南極の昭和基地、日本企業による植物工場の研究
独自のLED技術により、完全人工光型植物工場システムを開発するキーストーンテクノロジー社は、植物育成用ランプの主力商品「収穫ACE」が南極の昭和基地にある植物工場に採用されている。
南極の昭和基地に導入されている植物工場は、試験的にはLED照明を入れているようだが、現在は主に、蛍光灯ランプによる5段の多段式にて、レタス・バジルといった葉野菜を栽培しており、株式会社みらい(現在のMIRAI株式会社、同社は破綻し、別会社へ事業譲渡され事業を継続中)のシステムを採用している。
このように南極でも、LEDや蛍光灯ランプを利用して生鮮野菜を栽培する取組みが行われているが、同様の研究が米国でも行われている。
アメリカの研究施設では、トマトなどの果菜類も生産
アメリカの南極基地では、1992年から小型の温室ハウス内にて実験的に葉野菜を栽培してきた。

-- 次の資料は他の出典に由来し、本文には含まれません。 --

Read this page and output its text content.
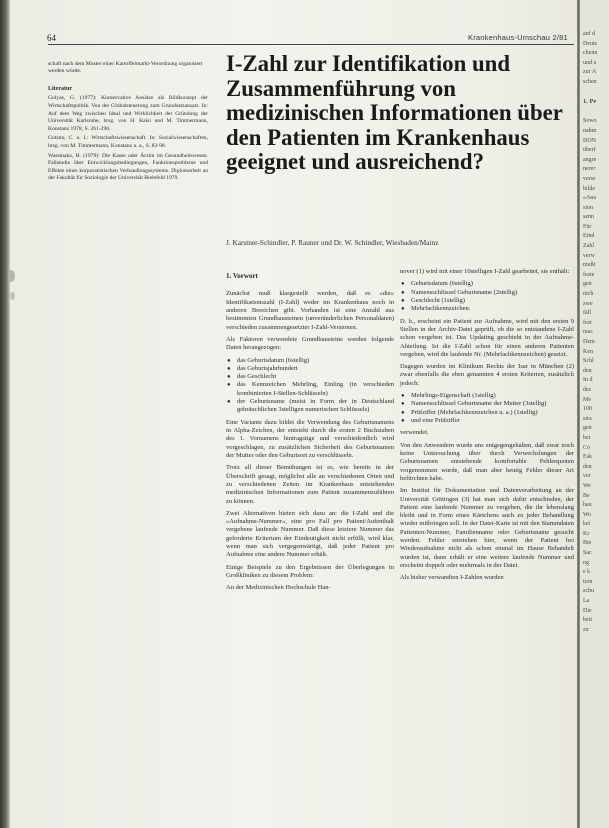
64	Krankenhaus-Umschau 2/81

schaft nach dem Muster einer Kartoffelmarkt-Verordnung organisiert werden würde.

Literatur
Gulyas, G. (1977): Konservative Ansätze als Bildkonzept der Wirtschaftspolitik. Von der Globalsteuerung zum Grundsatzansatz. In: Auf dem Weg zwischen Ideal und Wirklichkeit der Gründung der Universität Karlsruhe, hrsg. von H. Kaisi und M. Timmermann, Konstanz 1978, S. 261-290.
Gutzen, C. u. I.: Wirtschaftswissenschaft. In: Sozialwissenschaften, hrsg. von M. Timmermann, Konstanz u. a., S. 83-98.
Wassmaka, H. (1979): Die Kasse oder Ärztin im Gesundheitswesen. Fallstudie über Entwicklungsbedingungen, Funktionsprobleme und Effekte eines korporatistischen Verhandlungssystems. Diplomarbeit an der Fakultät für Soziologie der Universität Bielefeld 1979.
I-Zahl zur Identifikation und Zusammenführung von medizinischen Informationen über den Patienten im Krankenhaus geeignet und ausreichend?

J. Karstner-Schindler, P. Rauner und Dr. W. Schindler, Wiesbaden/Mainz

1. Vorwort

Zunächst muß klargestellt werden, daß es »die« Identifikationszahl (I-Zahl) weder im Krankenhaus noch in anderen Bereichen gibt. Vorhanden ist eine Anzahl aus bestimmten Grundbausteinen (unveränderlichen Personaldaten) verschieden zusammengesetzter I-Zahl-Versionen.

Als Faktoren verwendete Grundbausteine werden folgende Daten herangezogen:

● das Geburtsdatum (6stellig)
● das Geburtsjahrhundert
● das Geschlecht
● das Kennzeichen Mehrling, Einling (in verschieden kombinierten I-Stellen-Schlüsseln)
● der Geburtsname (meist in Form der in Deutschland gebräuchlichen 3stelligen numerischen Schlüssels)

Eine Variante dazu bildet die Verwendung des Geburtsnamens in Alpha-Zeichen, der entsteht durch die ersten 2 Buchstaben des 1. Vornamens hintragstige und verschiedentlich wird vorgeschlagen, zu zusätzlichen Sicherheit des Geburtsnamen der Mutter oder den Geburtsort zu verschlüsseln.

Trotz all dieser Bemühungen ist es, wie bereits in der Überschrift gesagt, möglichst alle an verschiedenen Orten und zu verschiedenen Zeiten im Krankenhaus entstehenden medizinischen Informationen zum Patient zusammenzuführen zu können.

Zwei Alternativen bieten sich dazu an: die I-Zahl und die »Aufnahme-Nummer«, eine pro Fall pro Patient/Aufenthalt vergebene laufende Nummer. Daß diese letztere Nummer das geforderte Kriterium der Eindeutigkeit nicht erfüllt, wird klar, wenn man sich vergegenwärtigt, daß jeder Patient pro Aufnahme eine andere Nummer erhält.

Einige Beispiele zu den Ergebnissen der Überlegungen in Großkliniken zu diesem Problem:

An der Medizinischen Hochschule Han-

nover (1) wird mit einer 10stelligen I-Zahl gearbeitet, sie enthält:

● Geburtsdatum (6stellig)
● Namensschlüssel Geburtsname (2stellig)
● Geschlecht (1stellig)
● Mehrfachkennzeichen.

D. h., erscheint ein Patient zur Aufnahme, wird mit den ersten 9 Stellen in der Archiv-Datei geprüft, ob die so entstandene I-Zahl schon vergeben ist. Das Updating geschieht in der Aufnahme-Abteilung. Ist die I-Zahl schon für einen anderen Patienten vergeben, wird die laufende Nr. (Mehrfachkennzeichen) gesetzt.

Dagegen wurden im Klinikum Rechts der Isar in München (2) zwar ebenfalls die eben genannten 4 ersten Kriterien, zusätzlich jedoch:

● Mehrlings-Eigenschaft (1stellig)
● Namensschlüssel Geburtsname der Mutter (3stellig)
● Prüfziffer (Mehrfachkennzeichen u. a.) (1stellig)
● und eine Prüfziffer

verwendet.

Von den Anwendern wurde uns entgegengehalten, daß zwar noch keine Untersuchung über durch Verwechslungen der Geburtsnamen entstehende komfortable Fehlerquoten vorgenommen wurde, daß man aber heutig Fehler dieser Art befürchten habe.

Im Institut für Dokumentation und Datenverarbeitung an der Universität Göttingen (3) hat man sich dafür entschieden, der Patient eine laufende Nummer zu vergeben, die ihr lebenslang bleibt und in Form eines Kärtchens auch zu jeder Behandlung wieder mitbringen soll. In der Datei-Karte ist mit den Stammdaten Patienten-Nummer, Familienname oder Geburtsname gesucht werden. Fehler entstehen hier, wenn der Patient bei Wiederaufnahme nicht als schon einmal im Hause Behandelt wurden ist, dann erhält er eine weitere laufende Nummer und erscheint doppelt oder mehrmals in der Datei.

Als bisher verwandten I-Zahlen wurden

auf d
Deuts
chenn
und a
zur A
schen

1. Pe

Sowo
nahm
DON
überf
angre
nerer
verse
bilde
»Ana
sion
senn
Für
Eind
Zahl
verw
mußt
feste
gen
nich
zwe
fäll
fest
mac
Dem
Ken
Schl
den
In d
des
Me
100
stra
gen
bei
Co
Fak
den
ver
We
Be
hau
Wo
kei
Kr
Bie
Sac
ng
e k
tion
schu
La
Die
beit
zu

そして最近、基地のリニューアルの際に、アメリカ国立科学財団(National Science Foundation)の支援を受けて、以下の写真のような葉野菜やトマト等の果菜類を基地内で生産している。
※ 米国の南極基地の外観、施設栽培・植物工場による葉野菜生産の様子。黄色は高圧ナトリウムランプを使用しており、丈の高いトマトの試験栽培も行われている。
設備プラントの選択や総合的なコーディネータ・栽培指導は、アリゾナ大学にある植物育成の環境制御部門(CEA)が担当。建設・施工作業は、Sadler Machine Companyが担当しており、公開情報によると、2004年2月に栽培システムを導入している。
今後も南極や宇宙など、特殊環境下にて植物工場が活躍できるシーンも増えることが期待されており、日本や米国だけでなく、中国やロシア等、世界各国での実証試験が進められている。